Now, I understand that the law is a conservative profession. I understand that my school is in the cornfields. I understand that even the people that make it to law school as out GLBT folks tend to stay in big cities, if only to stay alive, get a date, and not go ballistic when they walk by the Federalist Society organization booth.

But we are a public institution less than 150 miles from one of the largest cities in the country. I couldn't help it. Yes, I was crabby. "Is this it?" I asked, loudly. "Is this really a large turnout?"

I regretted saying it almost immediately. Some of the people in the room got that sad, shamed look in their eyes you see when country people think you are making fun of their town. I grew up in the country, and I don't think city life should always or even ever be the measure of value and sophistication. That wasn't what I meant. Certainly this college town is fairly urbane. When you go to the Panera (ok, now I'm getting that look in my eyes) you can see a mix of people that includes genuine farmers in jeans and John Deere caps, ladies with long white hair who look as if they have looms in their houses and pottery wheels in their backyard sheds, Sikh men in turbans, hippies, many different people of color and families of color, professor types, student types, graduate student types, people who haven't quite figured out how to leave here and get on with their lives, people who are various combinations of several of these identities, and more.

In addition, our law school is in the top 25, top 20, or top 15 of the 200 law schools in the country (depending on which ratings system you go to). I certainly don't feel as if this is a second-rate or backwards place. And yet.

Twelve people.

The good news is, I could probably take over the gay organization if I wanted. Hell, I could crown myself Queen of the Night and drop down to my seat in Contracts every morning riding a crescent moon. But all of this doesn't matter if there are no subjects to rule. Where are they? Did they not come? Are they not out? Or--and this is my favorite theory--are they so young and so interested in NOT being alternative that they aren't out yet even to themselves?
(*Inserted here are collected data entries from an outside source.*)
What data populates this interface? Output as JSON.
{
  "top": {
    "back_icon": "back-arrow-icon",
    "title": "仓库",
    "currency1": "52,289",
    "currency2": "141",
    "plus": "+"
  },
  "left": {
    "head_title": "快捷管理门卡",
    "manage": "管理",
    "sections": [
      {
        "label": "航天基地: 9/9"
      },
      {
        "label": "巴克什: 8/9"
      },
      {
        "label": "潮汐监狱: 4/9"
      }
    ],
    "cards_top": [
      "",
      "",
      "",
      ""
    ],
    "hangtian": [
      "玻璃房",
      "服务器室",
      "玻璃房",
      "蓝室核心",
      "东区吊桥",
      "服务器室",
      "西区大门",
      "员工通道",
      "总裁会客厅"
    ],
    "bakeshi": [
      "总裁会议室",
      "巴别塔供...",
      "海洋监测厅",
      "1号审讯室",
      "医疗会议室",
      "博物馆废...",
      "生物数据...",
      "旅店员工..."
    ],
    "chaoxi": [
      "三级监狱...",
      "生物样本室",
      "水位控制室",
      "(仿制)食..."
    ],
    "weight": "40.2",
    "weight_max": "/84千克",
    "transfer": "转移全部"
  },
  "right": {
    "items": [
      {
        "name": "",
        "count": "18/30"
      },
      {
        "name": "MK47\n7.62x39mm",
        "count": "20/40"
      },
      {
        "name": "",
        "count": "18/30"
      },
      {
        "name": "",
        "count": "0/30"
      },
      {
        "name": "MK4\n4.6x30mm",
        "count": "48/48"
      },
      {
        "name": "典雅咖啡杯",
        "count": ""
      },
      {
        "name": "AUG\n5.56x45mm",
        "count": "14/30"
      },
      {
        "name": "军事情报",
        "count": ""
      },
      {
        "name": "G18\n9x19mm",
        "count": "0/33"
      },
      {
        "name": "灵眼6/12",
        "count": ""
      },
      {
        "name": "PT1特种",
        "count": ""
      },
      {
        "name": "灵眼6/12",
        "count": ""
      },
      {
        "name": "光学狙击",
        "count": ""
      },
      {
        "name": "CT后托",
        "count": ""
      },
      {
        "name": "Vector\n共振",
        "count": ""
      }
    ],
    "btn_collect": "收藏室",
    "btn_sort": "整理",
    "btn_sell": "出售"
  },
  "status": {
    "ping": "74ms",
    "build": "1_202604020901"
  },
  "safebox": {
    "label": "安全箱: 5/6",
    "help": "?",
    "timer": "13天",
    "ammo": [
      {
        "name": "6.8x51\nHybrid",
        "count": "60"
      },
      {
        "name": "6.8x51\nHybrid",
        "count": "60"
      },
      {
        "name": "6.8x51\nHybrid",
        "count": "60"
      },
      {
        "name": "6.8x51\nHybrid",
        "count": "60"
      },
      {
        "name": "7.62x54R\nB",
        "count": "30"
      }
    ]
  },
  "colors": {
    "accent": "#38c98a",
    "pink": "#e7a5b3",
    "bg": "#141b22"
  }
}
On the bright side, I met some very nice people at the meeting. One went to my undergrad college, though much more recently than I--aged thing--did. Two knew people in common that I am friends with at Elite University, though as teachers, not friends in the way I--aged thing--know them. One went to the MidAtlantic university as an undergraduate where I--aged thing--got my PhD. The 2Ls and 3Ls planned barbeques and happy hours, talked of getting a speaker or two, and invited the 1Ls to visit a firm in Midwest City in October.

The best part, though, is that several people in the group are 1Ls, which makes me think that even if Jesus doesn't show up for one of our meetings, talks, barbeques, or happy hours, we'll somehow figure out how to keep our tiny sect alive here in the coming years.

There's my moon idling outside to rapture me off. Gotta go read Torts now, but next time, I promise to tell you all about how truly creepy it is being a student in the machine that is the law classroom.

I won't make you wait long, because it is bugging the hell out of me.